The Biggest Crypto Deals: A Watershed Moment for the Sector

The dealmaking landscape of 2025 was dominated by headline-grabbing acquisitions that would have seemed unthinkable just years ago. Coinbase, the US crypto exchange that has become the industry's most legitimate listed entity, made the boldest move when it acquired Deribit, a derivatives trading venue, for $2.9 billion.

This represented the cryptocurrency sector's largest-ever acquisition—a watershed moment signalling that consolidation among established players is now inevitable.

Other major transactions underscore the trend. Kraken, the crypto exchange founded in the depths of the 2014 bear market, spent $1.5 billion acquiring NinjaTrader, a US retail futures trading platform, demonstrating how crypto companies are now looking beyond their traditional remit to expand into adjacent markets.

Ripple, the payments firm backed by venture capital titans, spent $1.25 billion acquiring Hidden Road, a crypto prime broker, further illustrating how quickly capital is flowing through the sector.

The momentum extended beyond acquisitions. Multiple crypto companies launched initial public offerings this year, capitalising on voracious investor appetite for digital asset exposure. The Winklevoss twins' exchange Gemini, stablecoin issuer Circle, and Peter Thiel-backed venue Bullish all pursued listings.

The results were stunning: $14.6 billion was raised from 11 crypto IPOs worldwide, dwarfing the $310 million raised from just four listings in 2024.

Why Crypto M&A is Only Getting Started

What's particularly striking is that this dealmaking surge occurred despite crypto's assets stumbling toward year-end. Bitcoin, which had soared to nearly $126,000 per token in early October, had retreated to around $90,000 by December. Yet this $36,000 decline has barely dented dealmakers' enthusiasm.

'We're in the midst of lots of transactions and the move from $120,000 to $90,000 has done nothing to derail those conversations,' said Eric Risley, founder of crypto advisory firm Architect Partners.

This resilience speaks to a fundamental truth: dealmakers are no longer betting on short-term price movements. They're investing in market infrastructure and regulatory positioning.

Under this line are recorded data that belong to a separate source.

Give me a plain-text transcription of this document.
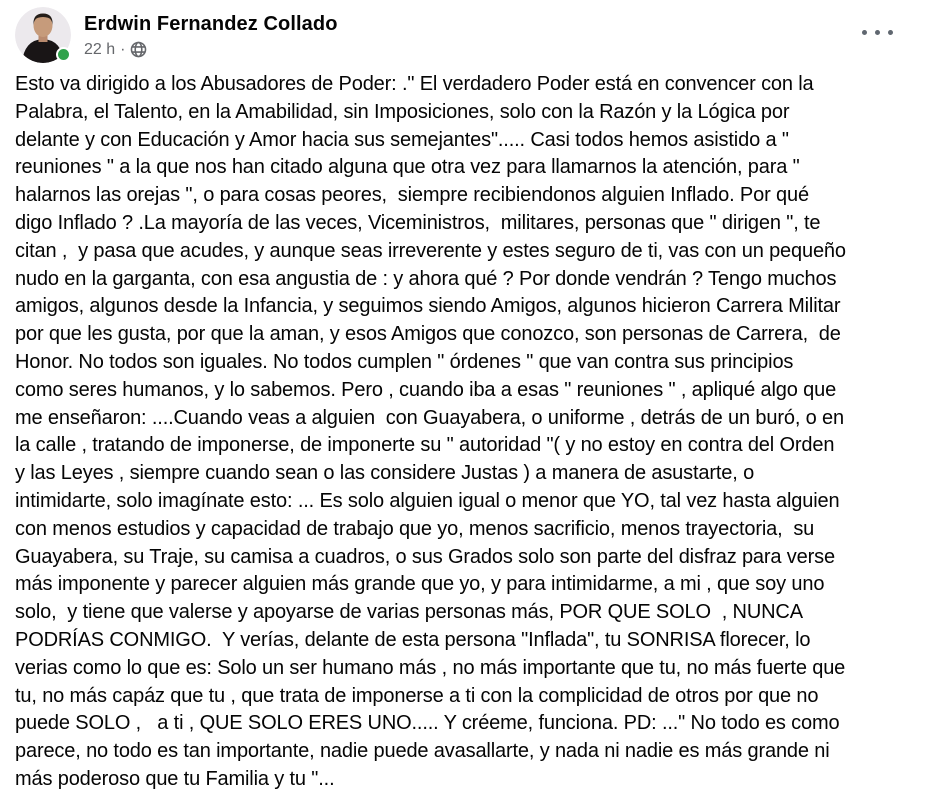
Erdwin Fernandez Collado
22 h ·
Esto va dirigido a los Abusadores de Poder: ." El verdadero Poder está en convencer con la
Palabra, el Talento, en la Amabilidad, sin Imposiciones, solo con la Razón y la Lógica por
delante y con Educación y Amor hacia sus semejantes"..... Casi todos hemos asistido a "
reuniones " a la que nos han citado alguna que otra vez para llamarnos la atención, para "
halarnos las orejas ", o para cosas peores,  siempre recibiendonos alguien Inflado. Por qué
digo Inflado ? .La mayoría de las veces, Viceministros,  militares, personas que " dirigen ", te
citan ,  y pasa que acudes, y aunque seas irreverente y estes seguro de ti, vas con un pequeño
nudo en la garganta, con esa angustia de : y ahora qué ? Por donde vendrán ? Tengo muchos
amigos, algunos desde la Infancia, y seguimos siendo Amigos, algunos hicieron Carrera Militar
por que les gusta, por que la aman, y esos Amigos que conozco, son personas de Carrera,  de
Honor. No todos son iguales. No todos cumplen " órdenes " que van contra sus principios
como seres humanos, y lo sabemos. Pero , cuando iba a esas " reuniones " , apliqué algo que
me enseñaron: ....Cuando veas a alguien  con Guayabera, o uniforme , detrás de un buró, o en
la calle , tratando de imponerse, de imponerte su " autoridad "( y no estoy en contra del Orden
y las Leyes , siempre cuando sean o las considere Justas ) a manera de asustarte, o
intimidarte, solo imagínate esto: ... Es solo alguien igual o menor que YO, tal vez hasta alguien
con menos estudios y capacidad de trabajo que yo, menos sacrificio, menos trayectoria,  su
Guayabera, su Traje, su camisa a cuadros, o sus Grados solo son parte del disfraz para verse
más imponente y parecer alguien más grande que yo, y para intimidarme, a mi , que soy uno
solo,  y tiene que valerse y apoyarse de varias personas más, POR QUE SOLO  , NUNCA
PODRÍAS CONMIGO.  Y verías, delante de esta persona "Inflada", tu SONRISA florecer, lo
verias como lo que es: Solo un ser humano más , no más importante que tu, no más fuerte que
tu, no más capáz que tu , que trata de imponerse a ti con la complicidad de otros por que no
puede SOLO ,   a ti , QUE SOLO ERES UNO..... Y créeme, funciona. PD: ..." No todo es como
parece, no todo es tan importante, nadie puede avasallarte, y nada ni nadie es más grande ni
más poderoso que tu Familia y tu "...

According to reporting by the Financial Times, a crucial driver of 2025's acquisition activity was the purchase of companies for their licences—credentials demonstrating compliance with regional rules like the European Union's 2023 Markets in Crypto-Assets Regulation.

Diego Ballon Ossio, partner at Clifford Chance, explained the shifting priorities. 'Traditional financial players realise this asset class is here to stay and they need to get their business into that space, so they just need to acquire,' Ossio observed.

This represents a profound shift. Investment banks, insurers, and asset managers that viewed crypto as a fringe phenomenon are now actively acquiring their way into the sector, recognising that regulatory compliance—not speculative fervour—is the bottleneck to entry.

Stablecoins have emerged as a particular focus for acquisition and investment activity. These digital currencies, pegged to the US dollar or other fiat assets, burst into the mainstream consciousness in 2025 and are expected to remain a dealmaking hotspot into 2026.

Landmark US rules overseeing stablecoins are set to come into force, alongside new regulations in the United Kingdom, creating both compliance obligations and commercial opportunities.

'There will be huge waves of investing,' Kerrigan predicted, 'and next year companies will have to spend a lot of money to remain compliant with the new licensing regimes'—including, crucially, through acquisitions.

In other words, the dealmaking wave of 2025 may only be the opening chapter of a much longer story. Companies that fail to consolidate their positions or acquire regulatory credentials are likely to find themselves at a competitive disadvantage as the sector matures and traditional finance moves in.